Decline of brain ZnT3 levels in murine and human aging. a, Cerebral ZnT3 levels over age assayed by Western blot in normal mice (B6C3 strain; n = 8 per group; 50% male; average ages: young, 1.9 months; old, 8.7 months), demonstrating a significant decline in ZnT3 with age (ANOVA, p = 0.0026). b, ZnT3 levels in BA8/9 of normal humans (n = 16 males, 8 females; age range, 48–91 years; average age ± SD, 73 ± 11 years). The linear regression line is shown (r ² = 0.47; p = 0.00019), demonstrating a significant age-related decline in ZnT3. c, ZnT3 levels in BA8/9 are further decreased (−36%; ANOVA, p < 0.0001) in AD (n = 4 males, 5 females; 81 ± 9 years) compared with the healthy controls (n = 8 males, 6 females; 73 ± 13 years). d, ZnT3-associated decline in synaptic zinc in age and Alzheimer's disease. This diagrammatic model shows a zinc-containing glutamatergic synapse in health, aging, and disease. In health, ZnT3 loads Zn²⁺ into vesicles, whereupon it is transported and released at the synapse. After release, Zn²⁺ can interact with postsynaptic targets such as NMDA receptors (NR2B subunit shown here). With aging, or after the genetic ablation of ZnT3, the loss of ZnT3 inhibits Zn²⁺ delivery and leads to a decline in NR2B and other postsynaptic targets involved in learning and memory (see text).
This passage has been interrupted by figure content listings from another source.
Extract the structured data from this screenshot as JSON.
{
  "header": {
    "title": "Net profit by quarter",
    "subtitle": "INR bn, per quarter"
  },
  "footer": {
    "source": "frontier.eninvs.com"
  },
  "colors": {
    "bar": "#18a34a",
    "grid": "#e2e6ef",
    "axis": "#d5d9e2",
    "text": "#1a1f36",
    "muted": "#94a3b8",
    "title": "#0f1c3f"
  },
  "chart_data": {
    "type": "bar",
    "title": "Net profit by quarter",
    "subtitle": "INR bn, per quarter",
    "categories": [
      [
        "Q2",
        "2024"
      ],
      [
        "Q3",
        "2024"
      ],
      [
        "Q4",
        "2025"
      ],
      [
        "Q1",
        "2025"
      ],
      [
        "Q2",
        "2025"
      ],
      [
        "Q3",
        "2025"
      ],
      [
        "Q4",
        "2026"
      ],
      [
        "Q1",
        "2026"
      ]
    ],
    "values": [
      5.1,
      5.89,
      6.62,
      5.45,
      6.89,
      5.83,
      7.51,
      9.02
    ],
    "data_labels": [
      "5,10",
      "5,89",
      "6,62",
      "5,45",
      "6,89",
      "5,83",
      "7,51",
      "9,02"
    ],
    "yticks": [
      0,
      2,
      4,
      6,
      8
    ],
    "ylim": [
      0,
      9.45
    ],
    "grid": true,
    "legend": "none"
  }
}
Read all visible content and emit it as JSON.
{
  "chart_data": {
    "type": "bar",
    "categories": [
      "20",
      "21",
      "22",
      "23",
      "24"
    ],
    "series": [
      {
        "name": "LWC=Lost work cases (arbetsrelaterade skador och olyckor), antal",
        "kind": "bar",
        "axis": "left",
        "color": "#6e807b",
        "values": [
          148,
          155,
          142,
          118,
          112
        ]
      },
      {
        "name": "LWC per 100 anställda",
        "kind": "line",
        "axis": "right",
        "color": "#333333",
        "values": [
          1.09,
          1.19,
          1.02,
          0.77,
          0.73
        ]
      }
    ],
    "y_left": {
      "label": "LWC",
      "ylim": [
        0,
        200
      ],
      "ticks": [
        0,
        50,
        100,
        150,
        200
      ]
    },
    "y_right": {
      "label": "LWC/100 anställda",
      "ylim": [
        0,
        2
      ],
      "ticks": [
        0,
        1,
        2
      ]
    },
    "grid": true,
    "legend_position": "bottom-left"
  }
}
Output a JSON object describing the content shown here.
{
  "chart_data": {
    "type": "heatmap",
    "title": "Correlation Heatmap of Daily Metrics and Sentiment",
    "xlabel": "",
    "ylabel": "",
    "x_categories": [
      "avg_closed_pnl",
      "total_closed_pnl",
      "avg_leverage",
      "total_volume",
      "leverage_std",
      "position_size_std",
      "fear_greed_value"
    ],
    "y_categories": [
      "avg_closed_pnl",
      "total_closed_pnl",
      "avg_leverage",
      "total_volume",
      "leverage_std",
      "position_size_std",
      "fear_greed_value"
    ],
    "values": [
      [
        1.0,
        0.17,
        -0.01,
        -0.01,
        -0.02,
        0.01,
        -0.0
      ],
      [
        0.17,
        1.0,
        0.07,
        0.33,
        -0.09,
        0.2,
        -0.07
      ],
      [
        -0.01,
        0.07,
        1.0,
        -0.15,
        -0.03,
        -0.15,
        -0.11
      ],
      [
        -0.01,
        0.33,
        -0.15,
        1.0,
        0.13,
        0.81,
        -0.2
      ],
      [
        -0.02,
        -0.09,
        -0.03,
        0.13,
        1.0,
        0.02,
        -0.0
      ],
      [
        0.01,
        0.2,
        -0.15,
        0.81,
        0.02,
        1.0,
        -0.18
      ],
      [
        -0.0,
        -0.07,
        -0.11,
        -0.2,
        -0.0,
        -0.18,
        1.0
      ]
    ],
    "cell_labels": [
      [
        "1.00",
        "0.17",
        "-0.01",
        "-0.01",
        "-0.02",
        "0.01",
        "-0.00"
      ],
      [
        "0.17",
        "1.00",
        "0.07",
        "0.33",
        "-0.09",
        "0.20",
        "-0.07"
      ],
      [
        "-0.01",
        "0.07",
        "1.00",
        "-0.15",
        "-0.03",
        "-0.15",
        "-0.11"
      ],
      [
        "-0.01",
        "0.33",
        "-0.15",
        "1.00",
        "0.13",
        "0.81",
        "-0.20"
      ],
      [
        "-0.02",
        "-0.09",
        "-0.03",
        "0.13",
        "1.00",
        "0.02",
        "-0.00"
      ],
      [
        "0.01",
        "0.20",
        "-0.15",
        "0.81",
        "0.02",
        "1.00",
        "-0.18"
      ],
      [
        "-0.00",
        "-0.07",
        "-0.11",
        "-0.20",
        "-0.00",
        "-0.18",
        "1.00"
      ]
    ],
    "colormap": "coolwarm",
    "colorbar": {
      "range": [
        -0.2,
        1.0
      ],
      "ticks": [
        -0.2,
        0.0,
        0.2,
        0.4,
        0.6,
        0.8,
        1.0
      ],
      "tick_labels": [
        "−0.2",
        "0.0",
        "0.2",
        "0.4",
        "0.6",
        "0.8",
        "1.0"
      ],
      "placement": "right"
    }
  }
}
In AD, there is a profound impairment of synaptic Zn²⁺ reaching its postsynaptic targets because there is both an accentuated drop in ZnT3 levels as well as entrapment of extracellular Zn²⁺ by Aβ oligomers. Loss of transsynaptic Zn²⁺ signaling leads to decreased expression of select postsynaptic targets such as NR2B and cognitive decline. The asterisks (*) represent means that are different from age-matched WT means. **p < 0.01; ***p < 0.001.